05-18-18 | Legislation
California Requires Solar Panels in New Residential Structures
California Requires Solar Panels in New Residential Structures


Solar paneled houses will become the norm in 2020, impacting the state's energy efficiency and costs.

A new California solar mandate has followed the solar panel tariffs President Trump implemented in January ( On May 9, 2018, the California Energy Commission unanimously voted to require solar panels for most new homes and condo complexes and apartment buildings, three-stories or less, effective 2020. The law has one exception: homes that are shaded. California is currently building 113,000 housing units a year; about 15% of those have solar panel on the roof.

Severin Borenstein, an energy economist at the University of California, Berkeley, believes it would be more economical for the state to mandate larger solar farms instead of the residential sector. Other people have explored some of the benefits and consequences of the mandate required in residential structures. How will it impact homebuilders and homeowners?

• Energy-efficient
• Slow down gas emissions and reduce pollution from California's homes and buildings
• Keep homes more comfortable during heat waves
• Lower customer bills: According to the CEC, $19,000 in energy and maintenance costs will be saved over 30 years.

• Cost of buying a house will increase: CEC asserts that the cost of constructing a new home will increase by about $9,500.
• Homeowners may not want solar panels
• Smaller homebuilders will have a harder time working with these standards compared to other homebuilders who have already been using solar panels

California has taken their solar power efforts to a level that no other state has yet pursued. "You can bet 49 other states will be watching to see what happens here in California," says Robert Raymer, technical director and social engineer for the California Building Industry Association.

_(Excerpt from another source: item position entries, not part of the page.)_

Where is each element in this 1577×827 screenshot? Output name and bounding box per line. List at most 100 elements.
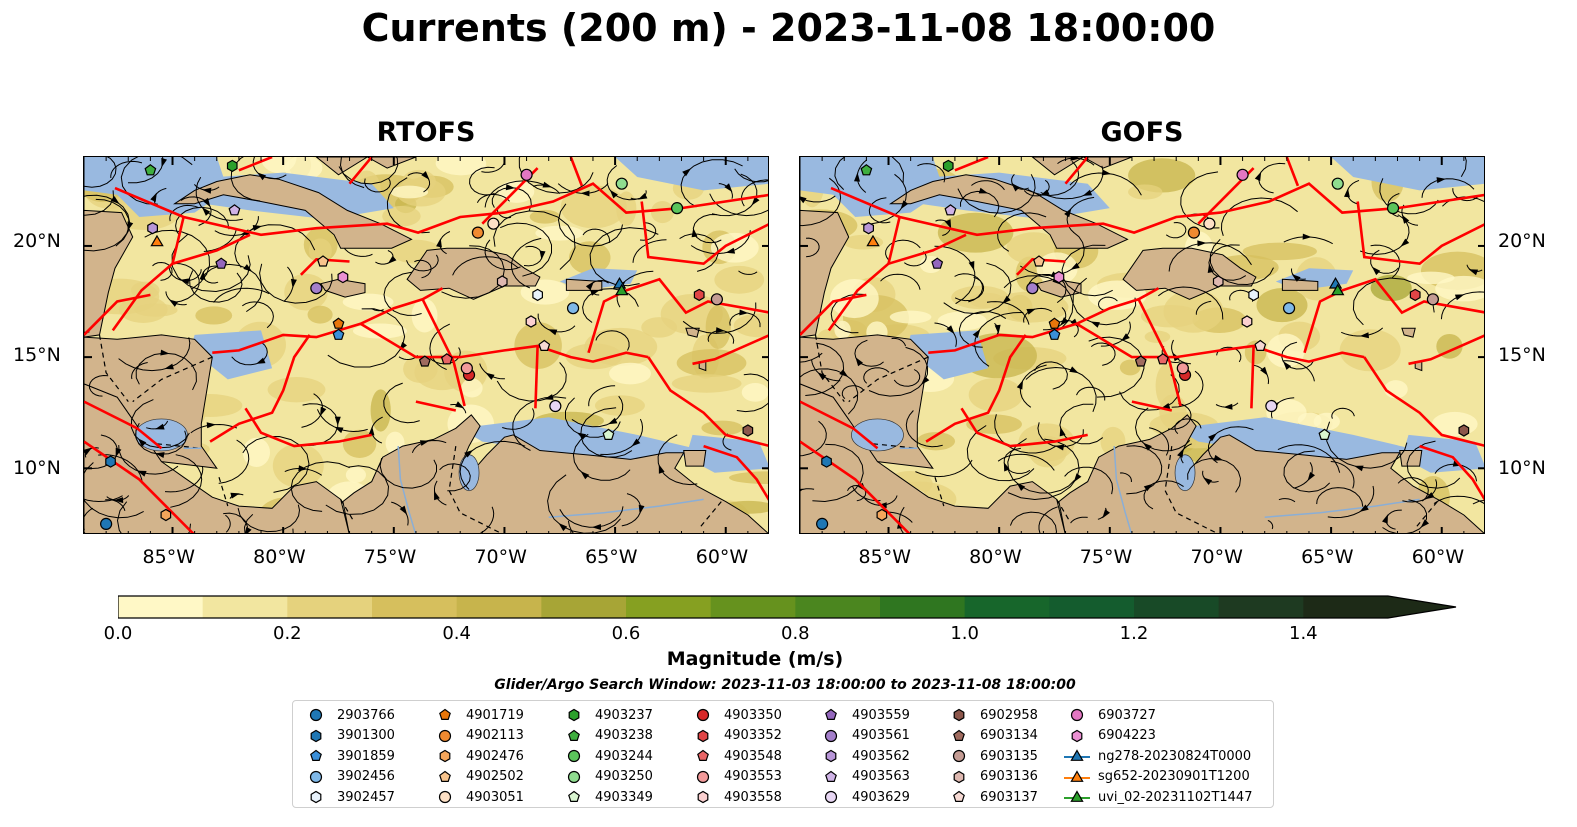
- marker-3902457[interactable]: [532, 288, 543, 302]
- marker-2903766[interactable]: [816, 517, 829, 530]
- legend-marker[interactable]: [567, 749, 581, 763]
- legend-marker[interactable]: [825, 770, 837, 782]
- marker-4903250[interactable]: [1331, 177, 1344, 190]
- map-panel-gofs[interactable]: [799, 156, 1485, 534]
- marker-6903135[interactable]: [1426, 293, 1439, 306]
- marker-6903137[interactable]: [1254, 339, 1267, 351]
- legend-marker[interactable]: [953, 790, 965, 802]
- legend-marker[interactable]: [309, 708, 323, 722]
- marker-4902502[interactable]: [317, 255, 329, 267]
- marker-4903051[interactable]: [1203, 217, 1216, 230]
- marker-4903548[interactable]: [440, 353, 453, 365]
- marker-6903136[interactable]: [1212, 275, 1224, 288]
- marker-4903237[interactable]: [226, 159, 238, 173]
- marker-4903250[interactable]: [615, 177, 628, 190]
- marker-6904223[interactable]: [337, 270, 349, 284]
- marker-6902958[interactable]: [1458, 424, 1470, 437]
- legend-marker[interactable]: [567, 770, 581, 783]
- marker-4903553[interactable]: [460, 362, 473, 375]
- legend-marker[interactable]: [438, 790, 452, 804]
- marker-4901719[interactable]: [332, 317, 345, 329]
- marker-6903727[interactable]: [1236, 168, 1249, 181]
- marker-4902113[interactable]: [1187, 226, 1200, 239]
- legend-marker[interactable]: [953, 770, 965, 783]
- marker-uvi_02[interactable]: [1331, 283, 1345, 296]
- legend-marker[interactable]: [439, 770, 451, 782]
- marker-4903548[interactable]: [1156, 353, 1169, 365]
- marker-4902476[interactable]: [876, 508, 888, 522]
- marker-4903238[interactable]: [144, 164, 157, 176]
- marker-3901859[interactable]: [332, 328, 345, 340]
- marker-4903237[interactable]: [942, 159, 954, 173]
- marker-4903051[interactable]: [487, 217, 500, 230]
- marker-4903559[interactable]: [215, 257, 228, 269]
- marker-4903629[interactable]: [1265, 399, 1278, 413]
- marker-3902456[interactable]: [566, 302, 580, 315]
- marker-3901859[interactable]: [1048, 328, 1061, 340]
- marker-4903352[interactable]: [1409, 288, 1421, 302]
- marker-3902457[interactable]: [1248, 288, 1259, 302]
- marker-4902113[interactable]: [471, 226, 484, 239]
- marker-6903137[interactable]: [538, 339, 551, 351]
- legend-marker[interactable]: [439, 708, 451, 720]
- legend-marker[interactable]: [310, 790, 322, 804]
- map-panel-rtofs[interactable]: [83, 156, 769, 534]
- legend-marker[interactable]: [696, 770, 710, 783]
- legend-marker[interactable]: [824, 729, 838, 742]
- legend-marker[interactable]: [825, 708, 837, 720]
- marker-2903766[interactable]: [100, 517, 113, 530]
- legend-marker[interactable]: [568, 729, 580, 741]
- marker-3902456[interactable]: [1282, 302, 1296, 315]
- marker-4903349[interactable]: [1318, 428, 1331, 440]
- legend-marker[interactable]: [310, 749, 322, 761]
- marker-4903352[interactable]: [693, 288, 705, 302]
- legend-marker[interactable]: [439, 749, 451, 763]
- legend-marker[interactable]: [309, 770, 323, 783]
- marker-6903134[interactable]: [418, 355, 431, 367]
- marker-6904223[interactable]: [1053, 270, 1065, 284]
- marker-6903136[interactable]: [496, 275, 508, 288]
- legend-marker[interactable]: [1070, 769, 1084, 782]
- marker-4903558[interactable]: [525, 315, 537, 328]
- marker-4903244[interactable]: [670, 202, 684, 215]
- legend-marker[interactable]: [310, 729, 322, 742]
- legend-marker[interactable]: [1070, 749, 1084, 761]
- legend-marker[interactable]: [1070, 708, 1084, 722]
- marker-4903558[interactable]: [1241, 315, 1253, 328]
- marker-4903559[interactable]: [931, 257, 944, 269]
- marker-4903349[interactable]: [602, 428, 615, 440]
- legend-marker[interactable]: [1070, 790, 1084, 802]
- marker-4903238[interactable]: [860, 164, 873, 176]
- marker-4903563[interactable]: [944, 204, 957, 216]
- legend-marker[interactable]: [952, 749, 966, 763]
- legend-marker[interactable]: [438, 729, 452, 742]
- marker-6903134[interactable]: [1134, 355, 1147, 367]
- legend-marker[interactable]: [1071, 729, 1083, 742]
- legend-marker[interactable]: [825, 749, 837, 763]
- legend-marker[interactable]: [697, 729, 709, 742]
- marker-3901300[interactable]: [105, 455, 116, 468]
- legend-marker[interactable]: [697, 749, 709, 761]
- marker-sg652[interactable]: [866, 234, 880, 247]
- marker-4903553[interactable]: [1176, 362, 1189, 375]
- marker-sg652[interactable]: [150, 234, 164, 247]
- marker-4901719[interactable]: [1048, 317, 1061, 329]
- marker-uvi_02[interactable]: [615, 283, 629, 296]
- legend-marker[interactable]: [697, 790, 709, 804]
- marker-6903727[interactable]: [520, 168, 533, 181]
- legend-marker[interactable]: [953, 708, 965, 722]
- legend-marker[interactable]: [953, 729, 965, 741]
- legend-marker[interactable]: [568, 708, 580, 722]
- marker-3901300[interactable]: [821, 455, 832, 468]
- marker-6903135[interactable]: [710, 293, 723, 306]
- marker-4903244[interactable]: [1386, 202, 1400, 215]
- marker-4903561[interactable]: [1026, 282, 1039, 295]
- marker-4903562[interactable]: [147, 222, 159, 235]
- legend-marker[interactable]: [824, 790, 838, 804]
- legend-marker[interactable]: [568, 790, 580, 802]
- marker-4903563[interactable]: [228, 204, 241, 216]
- marker-4903562[interactable]: [863, 222, 875, 235]
- marker-4902502[interactable]: [1033, 255, 1045, 267]
- marker-4903629[interactable]: [549, 399, 562, 413]
- legend-marker[interactable]: [696, 708, 710, 722]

Note: The California Energy Commission was established in 1974, and the commissioners are appointed for 5-year terms. The commissioners consist of engineers, scientists, attorneys, and economists. One such commissioner is David Hochschild who was involved in the field of solar energy since 2001, co-founded the Vote Solar Initiative to promote solar policies, launched a program to put solar panels on public buildings, and was the executive director of a national organization of solar manufacturers and worked for Solaria, a solar company in Silicon Valley.